Tub what???? Who would name a dress that? And why?
And why are they so hideous looking?
Easter hats forgotten, I started trying to solve the mystery of the Terrible Tub Frock. It was no easy task. I had to call in the professionals (my friend Tara, Queen of the Search Engines). And just what did she help me learn?
Well, despite its very odd name, a tub frock is just a lightweight summer day dress that can be washed… i.e. thrown in the tub.
That’s it. Mystery solved.
They’ve been around since about 1909¹ (at least that’s the earliest reference found). And girls who are “thickly made” should avoid them: “It is a safe rule that all tub frocks should be short, a trying doctrine perhaps for those who are not blessed with slim ankles, but fashion is never kind to the thickly made girl²…” And finally, they’re perfect for “morning marketing, business, beach, or picnic wear” and even suitable for informal afternoons³.

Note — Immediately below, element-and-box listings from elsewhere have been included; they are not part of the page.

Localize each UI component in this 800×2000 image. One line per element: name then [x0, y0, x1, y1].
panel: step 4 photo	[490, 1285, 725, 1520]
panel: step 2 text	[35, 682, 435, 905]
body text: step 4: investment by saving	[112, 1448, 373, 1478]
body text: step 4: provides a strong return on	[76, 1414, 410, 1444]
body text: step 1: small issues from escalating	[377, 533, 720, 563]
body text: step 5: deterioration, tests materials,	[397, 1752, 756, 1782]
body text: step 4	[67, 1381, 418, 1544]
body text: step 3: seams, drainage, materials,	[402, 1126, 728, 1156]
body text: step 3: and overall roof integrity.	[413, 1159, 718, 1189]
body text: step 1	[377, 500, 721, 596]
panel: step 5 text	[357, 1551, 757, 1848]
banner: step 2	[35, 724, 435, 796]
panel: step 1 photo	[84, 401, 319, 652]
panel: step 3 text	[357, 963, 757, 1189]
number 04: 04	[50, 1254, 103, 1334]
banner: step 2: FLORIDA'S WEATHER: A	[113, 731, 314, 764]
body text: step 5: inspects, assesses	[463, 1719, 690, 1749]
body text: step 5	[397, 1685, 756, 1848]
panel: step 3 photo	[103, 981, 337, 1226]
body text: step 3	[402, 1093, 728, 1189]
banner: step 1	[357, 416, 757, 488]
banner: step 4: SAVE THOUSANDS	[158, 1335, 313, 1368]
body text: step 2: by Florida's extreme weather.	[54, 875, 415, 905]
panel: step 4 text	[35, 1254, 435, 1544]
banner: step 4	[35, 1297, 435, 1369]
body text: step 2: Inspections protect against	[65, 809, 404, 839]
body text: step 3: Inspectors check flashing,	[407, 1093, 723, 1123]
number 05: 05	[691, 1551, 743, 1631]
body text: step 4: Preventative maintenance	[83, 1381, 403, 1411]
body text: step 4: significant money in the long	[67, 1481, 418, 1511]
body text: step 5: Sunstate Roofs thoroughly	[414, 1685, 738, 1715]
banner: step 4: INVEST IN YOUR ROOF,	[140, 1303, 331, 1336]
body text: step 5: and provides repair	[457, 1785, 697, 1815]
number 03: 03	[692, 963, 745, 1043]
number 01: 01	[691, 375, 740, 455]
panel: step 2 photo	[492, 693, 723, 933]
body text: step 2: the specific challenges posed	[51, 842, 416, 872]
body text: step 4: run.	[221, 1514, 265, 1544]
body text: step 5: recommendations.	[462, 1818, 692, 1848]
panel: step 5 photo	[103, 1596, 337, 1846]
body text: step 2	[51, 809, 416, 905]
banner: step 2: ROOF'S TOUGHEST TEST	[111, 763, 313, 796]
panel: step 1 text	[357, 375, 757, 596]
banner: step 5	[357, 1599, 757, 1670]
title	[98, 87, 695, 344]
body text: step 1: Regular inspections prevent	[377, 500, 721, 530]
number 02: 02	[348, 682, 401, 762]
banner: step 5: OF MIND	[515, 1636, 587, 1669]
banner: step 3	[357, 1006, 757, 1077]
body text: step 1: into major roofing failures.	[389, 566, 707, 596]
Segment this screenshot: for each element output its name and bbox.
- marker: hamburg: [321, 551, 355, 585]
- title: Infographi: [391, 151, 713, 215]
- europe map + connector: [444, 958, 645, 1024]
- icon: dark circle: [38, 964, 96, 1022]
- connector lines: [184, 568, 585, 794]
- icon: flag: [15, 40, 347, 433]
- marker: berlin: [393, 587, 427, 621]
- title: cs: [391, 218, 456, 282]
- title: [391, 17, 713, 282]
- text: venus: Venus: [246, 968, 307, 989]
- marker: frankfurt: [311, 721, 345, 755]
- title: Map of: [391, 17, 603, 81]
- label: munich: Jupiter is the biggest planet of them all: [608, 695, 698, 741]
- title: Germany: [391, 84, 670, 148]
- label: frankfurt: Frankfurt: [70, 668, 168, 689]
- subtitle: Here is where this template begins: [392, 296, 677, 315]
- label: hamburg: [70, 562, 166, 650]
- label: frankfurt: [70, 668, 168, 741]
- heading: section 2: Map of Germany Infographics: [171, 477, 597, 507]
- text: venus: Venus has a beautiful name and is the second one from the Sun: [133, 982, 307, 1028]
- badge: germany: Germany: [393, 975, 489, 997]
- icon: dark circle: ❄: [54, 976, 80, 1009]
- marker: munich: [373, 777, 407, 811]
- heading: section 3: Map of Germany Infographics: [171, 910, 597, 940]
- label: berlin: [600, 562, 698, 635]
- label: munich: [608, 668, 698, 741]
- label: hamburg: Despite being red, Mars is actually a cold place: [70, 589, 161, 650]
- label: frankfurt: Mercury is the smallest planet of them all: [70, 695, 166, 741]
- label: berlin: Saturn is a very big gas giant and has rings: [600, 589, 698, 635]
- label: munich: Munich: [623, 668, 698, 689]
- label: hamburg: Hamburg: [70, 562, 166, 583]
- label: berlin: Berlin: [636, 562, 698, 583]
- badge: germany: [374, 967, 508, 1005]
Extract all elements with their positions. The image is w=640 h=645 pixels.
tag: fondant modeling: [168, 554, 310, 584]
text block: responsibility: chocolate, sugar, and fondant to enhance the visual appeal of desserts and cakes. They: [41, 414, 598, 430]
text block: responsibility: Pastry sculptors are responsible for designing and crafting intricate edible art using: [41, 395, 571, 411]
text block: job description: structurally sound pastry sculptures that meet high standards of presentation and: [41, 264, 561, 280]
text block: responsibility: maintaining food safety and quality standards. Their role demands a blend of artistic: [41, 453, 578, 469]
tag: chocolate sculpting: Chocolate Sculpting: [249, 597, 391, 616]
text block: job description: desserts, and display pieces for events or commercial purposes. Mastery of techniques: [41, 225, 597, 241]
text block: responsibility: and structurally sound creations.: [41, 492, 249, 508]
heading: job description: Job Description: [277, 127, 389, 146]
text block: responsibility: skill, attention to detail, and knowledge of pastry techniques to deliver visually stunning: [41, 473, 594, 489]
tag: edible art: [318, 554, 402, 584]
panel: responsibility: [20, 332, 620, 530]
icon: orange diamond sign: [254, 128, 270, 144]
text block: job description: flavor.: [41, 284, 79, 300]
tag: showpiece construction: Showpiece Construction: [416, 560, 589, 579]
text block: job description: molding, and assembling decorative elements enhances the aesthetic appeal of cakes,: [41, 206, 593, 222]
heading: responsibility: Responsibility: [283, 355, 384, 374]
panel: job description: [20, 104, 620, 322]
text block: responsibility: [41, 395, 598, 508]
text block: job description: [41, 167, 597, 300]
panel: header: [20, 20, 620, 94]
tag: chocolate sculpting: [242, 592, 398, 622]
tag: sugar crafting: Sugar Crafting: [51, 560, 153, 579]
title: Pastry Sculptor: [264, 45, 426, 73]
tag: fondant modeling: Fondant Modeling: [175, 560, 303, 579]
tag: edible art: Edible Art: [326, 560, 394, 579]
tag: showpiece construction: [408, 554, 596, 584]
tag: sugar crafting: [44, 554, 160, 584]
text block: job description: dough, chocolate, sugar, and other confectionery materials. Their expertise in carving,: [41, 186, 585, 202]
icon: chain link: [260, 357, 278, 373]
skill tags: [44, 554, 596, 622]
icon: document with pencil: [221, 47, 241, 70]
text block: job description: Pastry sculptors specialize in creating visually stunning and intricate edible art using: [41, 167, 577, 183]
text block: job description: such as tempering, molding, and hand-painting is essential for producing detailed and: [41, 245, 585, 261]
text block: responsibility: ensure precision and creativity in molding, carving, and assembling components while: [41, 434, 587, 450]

I also determined that they aren’t all hideous. These tub frocks, shown in the May 1923 Pictorial Review, are pretty cute.
I wonder how the muumuu craze of the 1970s will affect unwary researchers eighty some-odd years in the future? I hope they have an easier time of it than I had with tub dresses!
And now, poor Rose will be wearing last year’s Easter hat, all because of those danged tub frocks!
(One tiny bit of trivia before I go: Easter headwear did not earn the moniker Easter Bonnet until after 1933 when Irving Berlin coined them as such in his song Easter Parade.)